Pour Jules Renard
"Je défie tout ce qui est beau, vivant et simple, de ne pas m'impressionner."




Le clergé




Sous la IIIème République, les relations entre l’État et l’Église sont extrêmement tendues. Il y a longtemps que, selon une expression de Jules Renard, la plus franche cordialité a cessé de régner.

L’Église est arc-boutée contre le progrès. Elle sait qu'elle ne peut maintenir sa mainmise sur les campagnes qu'au prix de l'ignorance de la population.

Cet affrontement aboutit à une série de lois dans les premières années du XXème siècle.

En 1901, la loi sur les associations oblige les congrégations à solliciter une autorisation. Celles qui refusent de le faire sont dissoutes.

En 1904, les religieux et religieuses sont expulsées de France, les relations diplomatiques avec le Vatican sont rompues et le Concordat de 1801 devient caduc.

En 1905, la loi de séparation des églises et de l’État stipule que l’État ne reconnaît aucun culte, mais assure à chacun la liberté de conscience.



Jules Renard, maire de Chitry élu sur une liste républicaine, a eu des démêlés avec le clergé, qu'il a raconté dans un journal républicain local, L'Écho de Clamecy.





Petite commune cherche mauvais curé.


"Voilà que Chitry se plaint encore de son curé !


Ce n'est pas la première fois, à Chitry, qu'un curé "fasse crier".


Chitry serait-il trop difficile, ou n'y aurait-il pas de bons curés ?

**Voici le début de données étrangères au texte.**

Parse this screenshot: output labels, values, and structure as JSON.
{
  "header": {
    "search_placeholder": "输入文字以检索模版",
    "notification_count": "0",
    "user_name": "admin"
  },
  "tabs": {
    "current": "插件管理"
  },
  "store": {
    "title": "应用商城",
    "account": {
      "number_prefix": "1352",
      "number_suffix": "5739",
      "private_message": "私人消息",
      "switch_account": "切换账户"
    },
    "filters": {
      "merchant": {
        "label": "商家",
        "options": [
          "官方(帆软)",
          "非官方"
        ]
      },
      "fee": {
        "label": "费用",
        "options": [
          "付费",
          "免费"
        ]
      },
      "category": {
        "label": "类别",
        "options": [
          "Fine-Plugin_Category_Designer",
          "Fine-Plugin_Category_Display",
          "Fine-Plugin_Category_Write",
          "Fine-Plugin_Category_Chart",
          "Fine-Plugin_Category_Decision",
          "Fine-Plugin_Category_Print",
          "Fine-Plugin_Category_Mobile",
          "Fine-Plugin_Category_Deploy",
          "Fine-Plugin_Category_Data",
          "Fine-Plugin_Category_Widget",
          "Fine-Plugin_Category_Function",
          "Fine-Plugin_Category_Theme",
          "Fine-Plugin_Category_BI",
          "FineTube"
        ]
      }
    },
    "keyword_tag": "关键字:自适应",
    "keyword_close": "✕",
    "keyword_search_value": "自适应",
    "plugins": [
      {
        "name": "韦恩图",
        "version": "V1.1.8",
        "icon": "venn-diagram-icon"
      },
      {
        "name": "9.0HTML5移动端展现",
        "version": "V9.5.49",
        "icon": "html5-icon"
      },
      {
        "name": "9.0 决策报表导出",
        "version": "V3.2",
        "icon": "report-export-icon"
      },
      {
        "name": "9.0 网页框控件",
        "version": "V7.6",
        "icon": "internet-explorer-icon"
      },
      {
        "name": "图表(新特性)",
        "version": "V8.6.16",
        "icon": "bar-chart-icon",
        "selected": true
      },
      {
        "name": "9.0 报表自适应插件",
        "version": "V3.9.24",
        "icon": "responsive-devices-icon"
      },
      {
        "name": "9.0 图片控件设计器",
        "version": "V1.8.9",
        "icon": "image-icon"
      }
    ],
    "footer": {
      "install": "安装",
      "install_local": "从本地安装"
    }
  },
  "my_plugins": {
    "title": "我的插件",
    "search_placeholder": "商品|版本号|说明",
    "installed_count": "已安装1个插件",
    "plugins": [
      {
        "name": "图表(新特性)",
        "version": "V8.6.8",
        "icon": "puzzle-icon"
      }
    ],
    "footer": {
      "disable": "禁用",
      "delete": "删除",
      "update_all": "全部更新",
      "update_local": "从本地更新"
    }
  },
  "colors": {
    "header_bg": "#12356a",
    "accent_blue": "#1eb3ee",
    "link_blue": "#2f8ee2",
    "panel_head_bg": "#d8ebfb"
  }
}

Disons, par politesse, que cette commune n'a pas la chance de garder ceux qu'elle aime, comme le curé Beauchef, pour citer le meilleur, qui tâchait d'être un saint et qui est mort à la peine, dans le dénûment le plus affreux.


Un de ses prédécesseurs fut moins regretté. Ne le nommons pas, c'est inutile, Chitry se le rappelle, et il en parlera longtemps avec des sourires narquois.


Ce curé avait un petit défaut, bien naturel et bien excusable chez un homme de sa taille : il préférait les jeunes pécheresses aux vieilles, et celles-ci enrageaient.


L'une d'elle, qui tutoyait mon père, alors maire de Chitry, lui disait souvent, d'une voix aiguë :


- Tu supportes ça, toi, tu ne bouges pas ! Tu ne veux pas essayer de le faire partir, ce curé du diable ?


Mon père riait dans sa barbe rousse et grise. Il était très content. Il savait que le vœu de chasteté n'est qu'un défi d'orgueil à la nature. Il écoutait, plein d'indulgence, ces histoires qui l'amusaient beaucoup, et quand je venais à Chitry, il me les racontait le soir, dans nos promenades sur la vieille route ; mais il a refusé, - j'en ai la preuve écrite, - de se servir de ces histoires. Il n'a pas voulu faire de chagrin à personne.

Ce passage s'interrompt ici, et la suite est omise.